Этот герой общается с композитором, пытаясь нащупать выходы из профессионального тупика, когда тебя узнают лишь по коммерческим ролям, а авторские фильмы, в которых ты снимался, никто не смотрел. Действительно, кто из многочисленных фанатов Джека Воробья смотрел, скажем, «Мертвеца» или «Страх и ненависть в Лас-Вегасе»? Почти никто. Хотя, в одной из сцен маленькая девочка спрашивает у него про малоизвестную роль и это вдохновляет героя на дальнейшее творчество.
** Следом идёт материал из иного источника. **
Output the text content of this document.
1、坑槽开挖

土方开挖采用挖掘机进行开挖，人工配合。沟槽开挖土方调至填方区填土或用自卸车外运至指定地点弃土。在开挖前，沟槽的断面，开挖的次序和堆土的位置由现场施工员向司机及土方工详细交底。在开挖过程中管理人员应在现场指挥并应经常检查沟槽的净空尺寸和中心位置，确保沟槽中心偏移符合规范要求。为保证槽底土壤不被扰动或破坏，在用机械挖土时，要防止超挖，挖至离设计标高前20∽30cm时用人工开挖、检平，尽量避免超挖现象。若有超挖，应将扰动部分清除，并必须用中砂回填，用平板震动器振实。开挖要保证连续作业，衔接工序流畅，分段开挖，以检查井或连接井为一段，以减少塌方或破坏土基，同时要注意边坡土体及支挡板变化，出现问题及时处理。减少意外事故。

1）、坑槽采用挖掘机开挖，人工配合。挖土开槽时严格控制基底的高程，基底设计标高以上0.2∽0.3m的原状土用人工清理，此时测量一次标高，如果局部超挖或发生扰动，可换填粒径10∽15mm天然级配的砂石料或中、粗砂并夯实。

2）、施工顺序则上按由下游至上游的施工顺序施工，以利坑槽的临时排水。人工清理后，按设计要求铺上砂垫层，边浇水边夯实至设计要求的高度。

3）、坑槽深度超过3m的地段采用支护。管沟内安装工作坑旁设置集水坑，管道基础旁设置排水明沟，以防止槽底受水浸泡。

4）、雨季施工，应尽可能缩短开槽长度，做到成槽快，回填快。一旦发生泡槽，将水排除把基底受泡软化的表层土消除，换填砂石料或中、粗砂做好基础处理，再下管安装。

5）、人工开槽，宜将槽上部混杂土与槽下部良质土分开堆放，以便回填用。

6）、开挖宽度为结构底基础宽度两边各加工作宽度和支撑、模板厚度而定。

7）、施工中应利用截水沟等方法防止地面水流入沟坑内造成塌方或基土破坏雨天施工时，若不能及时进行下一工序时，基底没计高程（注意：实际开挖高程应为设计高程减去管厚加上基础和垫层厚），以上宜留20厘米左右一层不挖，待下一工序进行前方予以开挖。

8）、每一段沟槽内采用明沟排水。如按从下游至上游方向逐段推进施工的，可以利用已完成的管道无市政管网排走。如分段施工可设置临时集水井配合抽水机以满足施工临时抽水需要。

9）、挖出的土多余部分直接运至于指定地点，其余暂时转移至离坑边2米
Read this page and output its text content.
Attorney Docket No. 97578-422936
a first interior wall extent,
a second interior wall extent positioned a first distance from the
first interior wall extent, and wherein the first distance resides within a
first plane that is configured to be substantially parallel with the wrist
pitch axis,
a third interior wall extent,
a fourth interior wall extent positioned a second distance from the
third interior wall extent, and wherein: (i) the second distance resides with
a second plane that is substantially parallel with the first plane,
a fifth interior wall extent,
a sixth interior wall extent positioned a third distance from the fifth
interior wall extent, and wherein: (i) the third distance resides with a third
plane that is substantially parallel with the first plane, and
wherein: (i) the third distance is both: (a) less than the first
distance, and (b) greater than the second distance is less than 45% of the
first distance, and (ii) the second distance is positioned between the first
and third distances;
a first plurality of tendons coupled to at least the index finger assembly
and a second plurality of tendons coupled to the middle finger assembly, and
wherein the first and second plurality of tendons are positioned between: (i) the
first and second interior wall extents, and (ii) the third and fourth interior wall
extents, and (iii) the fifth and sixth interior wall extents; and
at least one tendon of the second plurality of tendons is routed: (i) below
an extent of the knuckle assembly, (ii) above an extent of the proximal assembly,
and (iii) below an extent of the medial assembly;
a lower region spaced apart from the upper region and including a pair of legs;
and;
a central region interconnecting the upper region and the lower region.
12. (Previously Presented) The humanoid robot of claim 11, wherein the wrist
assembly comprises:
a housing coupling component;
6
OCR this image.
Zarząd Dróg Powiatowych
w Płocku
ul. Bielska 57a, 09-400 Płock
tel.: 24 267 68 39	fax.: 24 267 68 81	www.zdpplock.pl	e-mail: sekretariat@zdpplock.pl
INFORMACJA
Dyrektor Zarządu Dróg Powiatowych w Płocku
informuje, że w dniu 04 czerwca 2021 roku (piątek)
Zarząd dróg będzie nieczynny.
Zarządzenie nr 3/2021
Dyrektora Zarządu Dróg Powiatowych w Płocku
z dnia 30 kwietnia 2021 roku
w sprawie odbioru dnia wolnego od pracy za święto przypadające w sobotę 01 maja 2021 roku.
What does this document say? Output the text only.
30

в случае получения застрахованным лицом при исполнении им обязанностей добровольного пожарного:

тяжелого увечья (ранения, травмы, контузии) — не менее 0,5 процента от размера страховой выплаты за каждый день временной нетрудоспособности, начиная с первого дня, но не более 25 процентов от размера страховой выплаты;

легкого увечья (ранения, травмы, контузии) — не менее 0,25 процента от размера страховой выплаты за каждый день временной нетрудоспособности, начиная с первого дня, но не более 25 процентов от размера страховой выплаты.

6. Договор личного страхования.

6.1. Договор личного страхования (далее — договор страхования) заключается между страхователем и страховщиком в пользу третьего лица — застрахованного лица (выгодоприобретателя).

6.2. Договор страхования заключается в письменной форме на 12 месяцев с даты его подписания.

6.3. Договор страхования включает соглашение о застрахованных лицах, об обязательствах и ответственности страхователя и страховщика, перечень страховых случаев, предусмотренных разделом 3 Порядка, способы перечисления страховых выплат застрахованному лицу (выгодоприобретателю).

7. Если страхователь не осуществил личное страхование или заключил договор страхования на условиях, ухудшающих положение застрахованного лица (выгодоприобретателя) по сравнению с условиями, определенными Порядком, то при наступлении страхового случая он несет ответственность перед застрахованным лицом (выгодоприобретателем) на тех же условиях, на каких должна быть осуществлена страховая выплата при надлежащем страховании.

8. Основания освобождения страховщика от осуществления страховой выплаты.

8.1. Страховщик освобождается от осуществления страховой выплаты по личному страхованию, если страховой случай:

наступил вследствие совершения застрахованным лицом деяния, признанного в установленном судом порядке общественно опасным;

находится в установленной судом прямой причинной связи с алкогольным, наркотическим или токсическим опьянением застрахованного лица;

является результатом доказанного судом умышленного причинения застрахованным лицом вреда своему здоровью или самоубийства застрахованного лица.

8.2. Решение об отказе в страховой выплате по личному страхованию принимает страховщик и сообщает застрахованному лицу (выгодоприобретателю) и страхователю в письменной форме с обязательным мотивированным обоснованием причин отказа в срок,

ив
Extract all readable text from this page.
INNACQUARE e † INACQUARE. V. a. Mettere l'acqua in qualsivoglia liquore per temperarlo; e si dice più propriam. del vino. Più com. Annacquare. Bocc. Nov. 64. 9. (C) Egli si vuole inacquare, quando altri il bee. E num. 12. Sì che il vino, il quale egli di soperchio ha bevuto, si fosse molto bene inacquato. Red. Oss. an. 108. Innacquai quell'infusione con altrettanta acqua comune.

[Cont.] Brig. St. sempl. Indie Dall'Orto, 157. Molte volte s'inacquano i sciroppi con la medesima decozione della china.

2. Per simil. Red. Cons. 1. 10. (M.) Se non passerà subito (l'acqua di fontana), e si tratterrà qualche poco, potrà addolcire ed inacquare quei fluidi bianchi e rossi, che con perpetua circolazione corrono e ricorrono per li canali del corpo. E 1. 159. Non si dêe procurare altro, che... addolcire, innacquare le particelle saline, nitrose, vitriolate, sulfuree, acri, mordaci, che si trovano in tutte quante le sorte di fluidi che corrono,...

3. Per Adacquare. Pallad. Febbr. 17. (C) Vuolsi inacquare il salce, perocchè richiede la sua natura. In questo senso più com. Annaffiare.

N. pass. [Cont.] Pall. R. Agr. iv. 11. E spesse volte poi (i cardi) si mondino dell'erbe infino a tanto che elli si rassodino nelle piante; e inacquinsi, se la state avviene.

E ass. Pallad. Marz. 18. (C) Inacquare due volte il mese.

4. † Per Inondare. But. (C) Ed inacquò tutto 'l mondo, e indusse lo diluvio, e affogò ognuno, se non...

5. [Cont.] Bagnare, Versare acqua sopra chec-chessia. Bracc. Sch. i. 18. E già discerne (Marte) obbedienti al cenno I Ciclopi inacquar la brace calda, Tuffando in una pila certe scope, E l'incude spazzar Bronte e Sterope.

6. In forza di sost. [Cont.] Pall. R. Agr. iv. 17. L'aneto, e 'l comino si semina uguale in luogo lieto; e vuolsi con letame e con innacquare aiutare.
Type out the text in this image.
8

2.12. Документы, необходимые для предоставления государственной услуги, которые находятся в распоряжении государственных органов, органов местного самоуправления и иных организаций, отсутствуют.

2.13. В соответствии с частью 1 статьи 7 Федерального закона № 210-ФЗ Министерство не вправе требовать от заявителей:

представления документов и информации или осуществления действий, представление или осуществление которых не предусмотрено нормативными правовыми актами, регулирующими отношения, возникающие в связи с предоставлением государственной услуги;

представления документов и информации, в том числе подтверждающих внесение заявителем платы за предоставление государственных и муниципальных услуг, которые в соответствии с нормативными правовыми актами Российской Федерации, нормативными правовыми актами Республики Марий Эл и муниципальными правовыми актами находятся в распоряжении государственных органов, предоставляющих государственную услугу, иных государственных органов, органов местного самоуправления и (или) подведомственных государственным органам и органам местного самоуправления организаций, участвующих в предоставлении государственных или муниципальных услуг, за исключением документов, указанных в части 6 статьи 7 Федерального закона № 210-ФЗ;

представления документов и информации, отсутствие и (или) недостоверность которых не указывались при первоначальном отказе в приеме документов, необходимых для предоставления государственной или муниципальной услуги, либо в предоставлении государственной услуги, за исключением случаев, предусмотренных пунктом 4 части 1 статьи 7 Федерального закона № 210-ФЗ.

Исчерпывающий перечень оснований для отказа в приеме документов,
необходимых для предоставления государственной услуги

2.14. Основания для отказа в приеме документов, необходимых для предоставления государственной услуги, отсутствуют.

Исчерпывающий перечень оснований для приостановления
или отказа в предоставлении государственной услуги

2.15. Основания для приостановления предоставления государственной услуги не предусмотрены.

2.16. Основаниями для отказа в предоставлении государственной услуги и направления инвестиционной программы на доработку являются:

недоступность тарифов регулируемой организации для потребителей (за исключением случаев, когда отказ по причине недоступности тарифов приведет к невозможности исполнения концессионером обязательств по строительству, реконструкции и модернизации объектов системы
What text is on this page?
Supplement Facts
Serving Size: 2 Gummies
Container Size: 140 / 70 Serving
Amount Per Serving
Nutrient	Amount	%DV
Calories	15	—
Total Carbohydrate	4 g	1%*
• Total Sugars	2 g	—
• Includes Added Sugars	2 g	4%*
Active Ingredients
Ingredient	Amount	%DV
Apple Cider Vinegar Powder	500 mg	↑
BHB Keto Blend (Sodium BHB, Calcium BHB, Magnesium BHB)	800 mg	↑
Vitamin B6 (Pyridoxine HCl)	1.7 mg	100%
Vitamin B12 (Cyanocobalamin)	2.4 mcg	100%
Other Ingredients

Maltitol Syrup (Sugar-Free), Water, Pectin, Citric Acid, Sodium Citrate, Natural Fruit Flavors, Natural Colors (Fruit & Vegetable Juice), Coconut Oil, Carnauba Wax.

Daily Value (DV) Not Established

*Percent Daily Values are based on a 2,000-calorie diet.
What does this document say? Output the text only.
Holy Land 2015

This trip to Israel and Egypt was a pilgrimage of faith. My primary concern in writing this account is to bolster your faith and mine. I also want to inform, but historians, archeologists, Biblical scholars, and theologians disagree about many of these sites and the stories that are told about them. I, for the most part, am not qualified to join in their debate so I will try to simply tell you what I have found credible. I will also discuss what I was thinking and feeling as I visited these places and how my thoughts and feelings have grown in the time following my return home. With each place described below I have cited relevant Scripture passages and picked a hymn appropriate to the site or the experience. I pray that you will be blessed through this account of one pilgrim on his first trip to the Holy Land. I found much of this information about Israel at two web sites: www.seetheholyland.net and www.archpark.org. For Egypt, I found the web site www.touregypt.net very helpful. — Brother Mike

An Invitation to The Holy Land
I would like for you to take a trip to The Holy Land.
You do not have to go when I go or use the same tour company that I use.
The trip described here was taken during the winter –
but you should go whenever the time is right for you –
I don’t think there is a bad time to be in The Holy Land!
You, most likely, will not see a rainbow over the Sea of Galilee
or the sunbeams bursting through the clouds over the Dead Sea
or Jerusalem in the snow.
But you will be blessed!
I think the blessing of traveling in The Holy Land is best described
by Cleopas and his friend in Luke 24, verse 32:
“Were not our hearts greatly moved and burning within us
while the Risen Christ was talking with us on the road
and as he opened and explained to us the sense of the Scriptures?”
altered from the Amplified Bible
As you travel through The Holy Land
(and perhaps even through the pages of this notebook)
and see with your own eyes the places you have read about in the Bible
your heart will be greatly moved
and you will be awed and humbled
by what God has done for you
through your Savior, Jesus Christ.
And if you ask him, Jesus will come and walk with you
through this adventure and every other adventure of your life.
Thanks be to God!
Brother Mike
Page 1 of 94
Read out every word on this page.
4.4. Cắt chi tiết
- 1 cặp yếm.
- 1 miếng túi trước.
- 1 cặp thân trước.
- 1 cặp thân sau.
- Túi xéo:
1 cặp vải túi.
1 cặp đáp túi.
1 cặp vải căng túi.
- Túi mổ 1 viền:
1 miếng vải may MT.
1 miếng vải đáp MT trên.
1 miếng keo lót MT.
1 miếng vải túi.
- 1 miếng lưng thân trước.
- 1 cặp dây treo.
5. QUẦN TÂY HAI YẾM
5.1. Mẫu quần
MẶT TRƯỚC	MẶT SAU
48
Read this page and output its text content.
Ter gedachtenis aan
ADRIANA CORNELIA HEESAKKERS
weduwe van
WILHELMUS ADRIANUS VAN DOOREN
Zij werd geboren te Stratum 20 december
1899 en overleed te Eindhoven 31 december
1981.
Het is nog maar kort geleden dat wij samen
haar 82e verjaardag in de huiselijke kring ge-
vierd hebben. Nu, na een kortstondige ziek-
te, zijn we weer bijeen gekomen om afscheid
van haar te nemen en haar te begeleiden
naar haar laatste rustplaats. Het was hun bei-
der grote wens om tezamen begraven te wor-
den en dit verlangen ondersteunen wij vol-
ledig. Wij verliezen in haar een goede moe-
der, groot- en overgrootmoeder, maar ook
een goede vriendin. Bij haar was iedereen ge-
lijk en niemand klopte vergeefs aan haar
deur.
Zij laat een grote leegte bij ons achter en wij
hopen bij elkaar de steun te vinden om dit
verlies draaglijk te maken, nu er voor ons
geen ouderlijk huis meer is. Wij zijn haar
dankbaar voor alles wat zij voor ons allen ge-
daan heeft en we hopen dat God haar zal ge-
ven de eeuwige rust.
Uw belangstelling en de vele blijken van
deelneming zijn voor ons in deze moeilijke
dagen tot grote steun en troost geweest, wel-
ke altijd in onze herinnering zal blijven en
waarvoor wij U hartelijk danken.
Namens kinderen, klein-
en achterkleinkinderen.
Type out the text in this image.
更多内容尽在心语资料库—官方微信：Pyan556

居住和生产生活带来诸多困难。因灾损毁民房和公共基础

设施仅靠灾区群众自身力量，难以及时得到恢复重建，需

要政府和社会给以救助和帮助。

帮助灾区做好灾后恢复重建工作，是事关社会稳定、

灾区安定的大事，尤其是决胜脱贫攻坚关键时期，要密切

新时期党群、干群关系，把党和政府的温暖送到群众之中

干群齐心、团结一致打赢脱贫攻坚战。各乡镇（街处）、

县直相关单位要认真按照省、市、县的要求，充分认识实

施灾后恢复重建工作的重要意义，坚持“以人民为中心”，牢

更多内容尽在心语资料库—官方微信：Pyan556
Харви Кейтель во второй раз в жизни после «Взгляда Улисса» Ангелопулоса (шедевра на все времена о судьбах кинематографа в разгар балканской трагедии 90-х) играет режиссера, прототипом его скорее всего является Френсис Форд Коппола, под конец жизни также омолодивший свой киноязык, что видно по фильмам «Молодость без молодости», «Тетро» и особенно «Между». С группой сценаристов герой Кейтеля увлеченно работает над предсмертным завещанием, над последним фильмом, не ожидая, что его подкосит предательство любимой актрисы. Сцена их психологического поединка потрясает зрителя правдоподобием и острой конфликтностью. Конфликт все тот же – между искусством и попсой, между творчеством и сериалами, между жизнью и деньгами.
Актрису играет Джейн Фонда, соратница Кейтеля по «Актерской студии» Ли Страсберга, где учились в свое время Брандо, Николсон, Хоффман, Де Ниро, Пачино и прочие великие. Когда смотришь на их лица, горящие профессиональным азартом, думаешь, сколько действительно всего позади: «Кто стучится в мою дверь» – одна из первых ролей Кейтеля в дебюте Скорсезе, триумф Фонды в «Загнанных лошадей пристреливают, не правда ли?» Поллака, шикарная роль Кейтеля в «Злых улицах» и многое другое. Неужели это все утрачено и отдано на откуп дешевым сериалам, неужели это все предано? Мир расколот, и старики, мэтры искусства делятся не на бездарей и гениев, а на предавших свой талант и не сделавших это. Когда в одной из сцен Майкл Кейн, играющий композитора, возвращается к больной жене в Венецию, Соррентино, конечно, не может не процитировать великое размышление об искусстве – «Смерть в Венеции», в котором наслаждение идеальной красотой поддерживает художника даже в минуту смерти. Именно эта встреча со страданием лицом к лицу, желание заглянуть ему в глаза, подстегивает героя «Молодости» вернуться в профессию и дать праздничный концерт в честь английской королевы.
Никакая попса, даже если она, как инфекция, отберет у искусства все средства к существованию, не способна его уничтожить. Когда героиня Рейчел Вайс (прекрасной актрисы, выросшей именно из попсы, ее переросшей, ставшей звездой независимого кино, вспомним хотя бы блистательную роль в «Фонтане» ее мужа Д.Ароновского), начинает припоминать отцу-композитору его любовные похождения и измены ее матери, это слушать больно, но искусство такое. И когда герой Майкла Кейна дирижирует оркестром, исполняющим его произведения, в этом исполнении сливается прошлое и будущее, молодость и старость, поколения отцов, детей и дедов.
Таким образом, итальянское кино первых двух десятилетий XXI века плодотворно ищет себя через обновление киноязыка и поиск новых тем, оно редко погружается в самоповторы, наследуя лишь живые концепции авторского кино «золотого века» 60-70-х, не мимикрируя под него. Будем надеяться, что лучшие итальянское фильмы нашего времени вроде «Реальности» или «Последствий любви», а не дешевые комедии, будут пользоваться успехом у зрителей, ибо они этого заслуживают.